You can almost smell it, can’t you? A golden brown, perfectly roasted turkey with stuffing. Mashed potatoes with gravy. Zesty cranberry sauce and green bean casserole. Pumpkin pie. Pecan pie. Cherry pie.
It’s almost Thanksgiving, and that can mean a big jump in your electric usage. It can mean dishwasher load after dishwasher load of plates and an oven that’s constantly on. It could mean your refrigerator door is often open as family members search for hidden goodies. If you have company, more people in the house means your water heater may struggle to keep up with all the showers and laundry. Yep, Turkey Day can be a strain not only on your beltline but also on your electric bill. This holiday season, opt for these tips when you’re cooking your feast—you’ll enjoy a meal and some energy savings.
Turkey is traditionally roasted for hours. Because it’s a long, slow cook, there’s no need to preheat your oven—even when the recipe suggests it. This also holds true for a holiday ham. In fact, unless you’re baking breads or pastries, you may not need to preheat the oven at all.
Don’t open the oven door to peek inside. Instead, use the oven light and check the cooking status through the oven window. Opening the oven door lowers the temperature by as much as 25 degrees, increasing cooking time.
As long as your oven is on, cook several items at the same time.
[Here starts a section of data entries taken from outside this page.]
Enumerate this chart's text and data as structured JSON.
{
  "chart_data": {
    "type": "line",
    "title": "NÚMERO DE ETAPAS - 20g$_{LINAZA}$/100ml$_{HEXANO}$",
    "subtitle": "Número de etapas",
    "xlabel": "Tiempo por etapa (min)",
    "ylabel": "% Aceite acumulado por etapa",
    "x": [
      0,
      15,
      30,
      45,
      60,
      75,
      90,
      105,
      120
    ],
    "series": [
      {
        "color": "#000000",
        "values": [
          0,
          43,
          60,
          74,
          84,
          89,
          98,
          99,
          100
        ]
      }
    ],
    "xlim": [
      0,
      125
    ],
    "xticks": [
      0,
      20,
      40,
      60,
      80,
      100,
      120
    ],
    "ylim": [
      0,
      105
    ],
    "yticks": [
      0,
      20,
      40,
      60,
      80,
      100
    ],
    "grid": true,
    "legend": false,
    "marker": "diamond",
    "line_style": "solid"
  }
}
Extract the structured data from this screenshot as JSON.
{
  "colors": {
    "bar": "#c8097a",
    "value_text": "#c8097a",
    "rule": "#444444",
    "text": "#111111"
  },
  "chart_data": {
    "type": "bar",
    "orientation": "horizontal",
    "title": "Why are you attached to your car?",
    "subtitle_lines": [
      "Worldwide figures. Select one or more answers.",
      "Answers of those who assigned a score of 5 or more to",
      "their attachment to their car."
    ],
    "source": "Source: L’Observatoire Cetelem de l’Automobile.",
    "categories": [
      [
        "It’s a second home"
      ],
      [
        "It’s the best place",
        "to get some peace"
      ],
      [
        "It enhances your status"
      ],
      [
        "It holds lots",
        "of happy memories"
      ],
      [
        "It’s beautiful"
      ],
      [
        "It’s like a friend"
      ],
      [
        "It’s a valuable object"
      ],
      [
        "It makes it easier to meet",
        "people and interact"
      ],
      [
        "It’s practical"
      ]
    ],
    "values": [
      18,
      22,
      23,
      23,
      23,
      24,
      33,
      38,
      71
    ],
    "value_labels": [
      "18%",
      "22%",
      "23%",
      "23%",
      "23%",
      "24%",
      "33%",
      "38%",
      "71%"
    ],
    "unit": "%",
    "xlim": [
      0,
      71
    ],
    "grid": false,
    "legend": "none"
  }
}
Just make sure you leave enough room between items for heat to circulate evenly.
In an electric oven, you can turn the heat off several minutes before your food is fully cooked, as long as the door remains closed.
If you use glass or ceramic pans, you can turn your oven temperature down by 25 degrees.
If your oven has a self-cleaning feature, consider using it immediately after baking your meal to take advantage of the residual heat. Stovetop Tips
When cooking on top of your range, match the size of the pan to the burner. More heat will get to the pan, and less will be lost to surrounding air. A 6-inch pan on an 8-inch burner will waste more than 40% of the energy!
Clean burners and reflectors provide better heating while saving energy.
Other Ways To Cook
Fast and efficient microwaves use far less energy than ovens, and they don’t heat up your kitchen.
Slow cookers are perfect for busy families and can cook a whole meal for about 17 cents worth of electricity.
If you’re baking or broiling small items, a toaster oven—a fraction of the size of a traditional range—is the ideal choice.
Electric skillets can do everything a skillet on the stove can do, and they can double as trivets.
Refrigerators and freezers can get a real workout at Thanksgiving. If you’ve already invested in Energy Star-rated versions, that’s great, but they still remain one of the largest energy consumers in your house.
Keep the doors closed as much as possible; leaving them open means your fridge or freezer has to work even harder to keep food cool.
It’s easy to keep your fridge and freezer full at Thanksgiving. It’s also more energy efficient. The mass amount of cold items inside will help your fridge recover each time the door is opened and shut; however, don’t cram it so full that the cold air can’t circulate.